Dan, you just don't know what you're talking about. Sure, there's a lot of mediocre work done in the current methodologies. There was tons of mediocre work done in the traditional genres as well. But the best of contemporary critical scholarship far outstrips its traditionalist competition. One comparison you might try is Susan Bordo's Unbearable Weight and Harvey Mansfield's Manliness. They're both about gender, both very critical of contemporary constructions of gender, and both written by well-known authors. But Bordo runs circles around Mansfield in terms of intellectual sophistication, interpretive skills, and the thoroughness with which she argues her position. Compared to Bordo, Mansfield can't do the theoretical equivalent of painting a bowl of fruit. It's the same all the way around. As I indicated in my posts, conservatives have many limitations as academics. One of those limitations is the quality of their work. People on the left raised their game substantially during the 70's and 80's. Traditionalists have never responded.

Michael said...

"As I indicated in my posts, conservatives have many limitations as academics."

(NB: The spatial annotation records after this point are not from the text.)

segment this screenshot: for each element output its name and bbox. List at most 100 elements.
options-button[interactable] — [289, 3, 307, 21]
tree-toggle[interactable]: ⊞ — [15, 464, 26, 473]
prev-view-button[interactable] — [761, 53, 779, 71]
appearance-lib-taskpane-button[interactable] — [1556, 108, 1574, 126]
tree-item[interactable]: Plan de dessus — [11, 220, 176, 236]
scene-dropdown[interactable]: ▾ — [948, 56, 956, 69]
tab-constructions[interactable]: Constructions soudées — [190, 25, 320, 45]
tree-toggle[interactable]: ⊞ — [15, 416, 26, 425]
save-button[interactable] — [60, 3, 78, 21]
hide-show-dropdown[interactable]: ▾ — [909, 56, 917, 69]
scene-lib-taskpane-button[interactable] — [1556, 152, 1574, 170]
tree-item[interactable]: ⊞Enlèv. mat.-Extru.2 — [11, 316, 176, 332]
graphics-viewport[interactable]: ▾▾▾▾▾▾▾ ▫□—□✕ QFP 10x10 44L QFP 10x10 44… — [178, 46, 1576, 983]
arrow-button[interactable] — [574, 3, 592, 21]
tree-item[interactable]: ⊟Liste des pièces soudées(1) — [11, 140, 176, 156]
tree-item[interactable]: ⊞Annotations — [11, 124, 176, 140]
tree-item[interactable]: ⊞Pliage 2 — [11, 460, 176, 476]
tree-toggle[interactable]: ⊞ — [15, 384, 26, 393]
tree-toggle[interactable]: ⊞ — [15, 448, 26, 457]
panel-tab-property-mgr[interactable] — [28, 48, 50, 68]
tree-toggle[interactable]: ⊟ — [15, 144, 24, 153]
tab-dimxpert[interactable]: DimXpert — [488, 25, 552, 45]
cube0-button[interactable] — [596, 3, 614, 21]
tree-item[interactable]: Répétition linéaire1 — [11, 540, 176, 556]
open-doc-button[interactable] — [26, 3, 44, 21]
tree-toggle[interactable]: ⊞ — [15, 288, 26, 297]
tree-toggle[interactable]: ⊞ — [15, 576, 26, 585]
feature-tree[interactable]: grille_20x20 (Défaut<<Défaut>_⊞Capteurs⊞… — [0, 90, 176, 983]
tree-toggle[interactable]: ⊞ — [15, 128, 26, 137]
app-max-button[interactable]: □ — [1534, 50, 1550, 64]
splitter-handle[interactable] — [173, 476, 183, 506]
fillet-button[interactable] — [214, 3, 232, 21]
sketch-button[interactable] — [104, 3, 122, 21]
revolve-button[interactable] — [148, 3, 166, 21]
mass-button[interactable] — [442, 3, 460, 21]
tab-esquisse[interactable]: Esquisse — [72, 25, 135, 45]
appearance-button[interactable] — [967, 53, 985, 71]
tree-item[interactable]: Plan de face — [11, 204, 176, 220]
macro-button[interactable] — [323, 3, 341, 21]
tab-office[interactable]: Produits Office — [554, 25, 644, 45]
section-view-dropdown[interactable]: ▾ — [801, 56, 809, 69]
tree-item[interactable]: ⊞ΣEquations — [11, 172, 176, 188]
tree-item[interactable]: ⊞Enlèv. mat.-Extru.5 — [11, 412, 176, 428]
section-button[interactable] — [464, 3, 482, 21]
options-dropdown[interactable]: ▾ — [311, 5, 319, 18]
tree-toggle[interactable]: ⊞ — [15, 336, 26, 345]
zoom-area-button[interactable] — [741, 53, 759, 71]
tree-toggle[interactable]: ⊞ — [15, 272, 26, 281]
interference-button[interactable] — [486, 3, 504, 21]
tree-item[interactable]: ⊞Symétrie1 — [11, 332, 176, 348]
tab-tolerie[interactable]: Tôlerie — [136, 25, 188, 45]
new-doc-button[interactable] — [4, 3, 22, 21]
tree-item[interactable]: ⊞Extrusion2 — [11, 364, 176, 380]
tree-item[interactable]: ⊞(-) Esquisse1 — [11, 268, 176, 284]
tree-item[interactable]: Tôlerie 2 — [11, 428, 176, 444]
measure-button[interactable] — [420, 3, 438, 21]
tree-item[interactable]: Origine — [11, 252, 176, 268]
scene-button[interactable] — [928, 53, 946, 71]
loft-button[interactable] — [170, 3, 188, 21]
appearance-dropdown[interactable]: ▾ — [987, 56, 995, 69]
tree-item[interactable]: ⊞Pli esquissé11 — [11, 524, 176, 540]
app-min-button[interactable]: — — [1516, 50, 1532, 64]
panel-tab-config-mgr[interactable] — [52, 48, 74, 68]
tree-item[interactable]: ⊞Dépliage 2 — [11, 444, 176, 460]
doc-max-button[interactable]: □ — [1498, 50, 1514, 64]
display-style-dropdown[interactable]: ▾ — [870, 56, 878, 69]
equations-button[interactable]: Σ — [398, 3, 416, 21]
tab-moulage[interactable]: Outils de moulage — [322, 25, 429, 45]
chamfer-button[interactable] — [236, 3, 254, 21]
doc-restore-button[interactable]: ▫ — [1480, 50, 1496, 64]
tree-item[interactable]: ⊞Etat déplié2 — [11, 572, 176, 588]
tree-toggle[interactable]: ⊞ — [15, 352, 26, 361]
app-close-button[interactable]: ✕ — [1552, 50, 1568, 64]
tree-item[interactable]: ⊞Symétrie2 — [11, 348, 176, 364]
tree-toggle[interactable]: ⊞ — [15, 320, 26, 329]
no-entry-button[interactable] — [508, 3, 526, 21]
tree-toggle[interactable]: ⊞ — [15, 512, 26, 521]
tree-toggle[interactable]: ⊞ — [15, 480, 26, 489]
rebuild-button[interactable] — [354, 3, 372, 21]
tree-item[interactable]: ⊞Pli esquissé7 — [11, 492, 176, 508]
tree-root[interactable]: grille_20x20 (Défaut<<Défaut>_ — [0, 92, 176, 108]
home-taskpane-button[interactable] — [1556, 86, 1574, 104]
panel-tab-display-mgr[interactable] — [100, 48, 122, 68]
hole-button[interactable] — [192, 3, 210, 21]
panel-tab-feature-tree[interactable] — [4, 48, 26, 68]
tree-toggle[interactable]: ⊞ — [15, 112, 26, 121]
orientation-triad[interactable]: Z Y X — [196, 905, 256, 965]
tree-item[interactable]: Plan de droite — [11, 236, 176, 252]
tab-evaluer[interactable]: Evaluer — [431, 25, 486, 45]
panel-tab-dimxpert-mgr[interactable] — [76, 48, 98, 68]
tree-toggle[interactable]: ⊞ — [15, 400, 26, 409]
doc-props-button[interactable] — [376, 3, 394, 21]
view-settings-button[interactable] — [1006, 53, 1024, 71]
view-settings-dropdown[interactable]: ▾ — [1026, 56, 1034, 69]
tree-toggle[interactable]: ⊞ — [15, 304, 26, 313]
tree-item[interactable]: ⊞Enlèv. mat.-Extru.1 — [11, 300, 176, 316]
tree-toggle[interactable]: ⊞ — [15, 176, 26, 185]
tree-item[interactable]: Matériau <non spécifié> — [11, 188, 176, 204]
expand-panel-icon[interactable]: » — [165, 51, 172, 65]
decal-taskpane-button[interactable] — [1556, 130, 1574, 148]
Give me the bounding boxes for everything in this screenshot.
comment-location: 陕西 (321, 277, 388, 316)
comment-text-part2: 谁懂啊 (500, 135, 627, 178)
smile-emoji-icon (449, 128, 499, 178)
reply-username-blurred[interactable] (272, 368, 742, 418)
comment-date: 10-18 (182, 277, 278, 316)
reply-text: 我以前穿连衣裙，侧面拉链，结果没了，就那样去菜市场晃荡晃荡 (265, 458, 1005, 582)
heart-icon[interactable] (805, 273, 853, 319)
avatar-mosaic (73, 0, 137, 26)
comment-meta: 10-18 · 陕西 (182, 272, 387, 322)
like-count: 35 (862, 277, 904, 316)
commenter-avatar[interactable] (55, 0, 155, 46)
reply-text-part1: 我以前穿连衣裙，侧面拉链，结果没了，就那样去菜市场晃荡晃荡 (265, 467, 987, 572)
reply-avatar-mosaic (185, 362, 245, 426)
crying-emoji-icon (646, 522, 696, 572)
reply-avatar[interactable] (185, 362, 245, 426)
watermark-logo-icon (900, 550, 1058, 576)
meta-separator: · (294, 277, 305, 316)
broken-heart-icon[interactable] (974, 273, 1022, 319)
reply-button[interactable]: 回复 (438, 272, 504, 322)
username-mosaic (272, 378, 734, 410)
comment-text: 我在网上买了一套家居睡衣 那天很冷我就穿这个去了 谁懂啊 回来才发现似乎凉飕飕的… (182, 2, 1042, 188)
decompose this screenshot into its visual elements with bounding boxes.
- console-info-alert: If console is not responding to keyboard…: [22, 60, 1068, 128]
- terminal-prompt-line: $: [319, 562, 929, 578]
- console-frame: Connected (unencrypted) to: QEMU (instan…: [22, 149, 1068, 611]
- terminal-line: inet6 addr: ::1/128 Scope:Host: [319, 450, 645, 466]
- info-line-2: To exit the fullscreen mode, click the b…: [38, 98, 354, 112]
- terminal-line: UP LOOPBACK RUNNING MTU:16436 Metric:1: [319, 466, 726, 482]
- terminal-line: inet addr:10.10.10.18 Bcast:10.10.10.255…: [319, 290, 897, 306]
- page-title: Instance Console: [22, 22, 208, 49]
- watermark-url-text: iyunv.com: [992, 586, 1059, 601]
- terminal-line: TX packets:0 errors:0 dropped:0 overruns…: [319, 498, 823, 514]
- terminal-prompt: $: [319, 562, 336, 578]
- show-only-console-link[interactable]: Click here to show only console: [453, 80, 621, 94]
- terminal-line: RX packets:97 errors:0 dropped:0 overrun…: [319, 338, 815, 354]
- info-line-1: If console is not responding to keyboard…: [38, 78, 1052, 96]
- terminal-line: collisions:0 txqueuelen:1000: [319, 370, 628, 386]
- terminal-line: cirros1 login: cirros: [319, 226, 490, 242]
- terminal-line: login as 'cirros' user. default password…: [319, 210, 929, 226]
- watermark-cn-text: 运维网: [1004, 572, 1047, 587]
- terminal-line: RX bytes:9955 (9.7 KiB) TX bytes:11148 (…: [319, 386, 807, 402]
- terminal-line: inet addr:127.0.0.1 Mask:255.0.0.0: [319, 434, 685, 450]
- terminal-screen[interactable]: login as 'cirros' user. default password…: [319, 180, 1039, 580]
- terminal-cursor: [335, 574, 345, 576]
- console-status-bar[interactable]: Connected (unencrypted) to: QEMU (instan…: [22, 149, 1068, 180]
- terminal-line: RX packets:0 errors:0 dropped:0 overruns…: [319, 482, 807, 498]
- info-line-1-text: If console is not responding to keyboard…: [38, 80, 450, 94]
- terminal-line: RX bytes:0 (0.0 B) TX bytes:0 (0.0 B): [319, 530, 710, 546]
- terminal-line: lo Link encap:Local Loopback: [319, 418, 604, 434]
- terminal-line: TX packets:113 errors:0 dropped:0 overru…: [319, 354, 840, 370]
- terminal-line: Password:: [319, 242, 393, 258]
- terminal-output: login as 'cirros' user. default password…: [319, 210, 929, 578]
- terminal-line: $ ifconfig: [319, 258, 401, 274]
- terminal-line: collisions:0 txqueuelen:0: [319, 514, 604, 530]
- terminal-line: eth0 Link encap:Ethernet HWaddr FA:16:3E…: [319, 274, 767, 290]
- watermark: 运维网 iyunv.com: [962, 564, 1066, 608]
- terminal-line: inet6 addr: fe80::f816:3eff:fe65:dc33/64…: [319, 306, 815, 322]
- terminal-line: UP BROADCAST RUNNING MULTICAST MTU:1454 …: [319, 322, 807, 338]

Facts being the primary limitation, it is so much easier to just believe. Free your mind, etc., etc...

Ric Caric said...

Yes, a lot of conservatives are research averse. I knew some conservative history graduate students who were very turned off by the "professionalization" of the history field in the seventies and eighties.

Michael said...

Well to be quite honest, the professionalism movement bothered me, also. I love the purity that amateurism nurtures. The big sponsorship money just leads to cheating and performance enhancing drugs.

Anonymous said...

I am sure that I would be classified as a "dated" person by you, however, I really couldn't care what society's moral compass is at this point. I have my own. It is the Holy Bible. It has all I need to know about what is right and what is wrong. I don't agree with all Conservative policies, but I am sure I will be lumped right in there with them, simply for having what you seem to consider old fashioned values. Sadly, I have to work even harder to instill those values into my children before I pay thousands of dollars for them to be "educated" by people who will look down on them for their idiology...the only belief system that seems taboo the way...the nice piece about strangers helping you when your car broke down here in KY...Those folks were more than likely raised by parents and grandparents with the "dated" morals you do not approve of.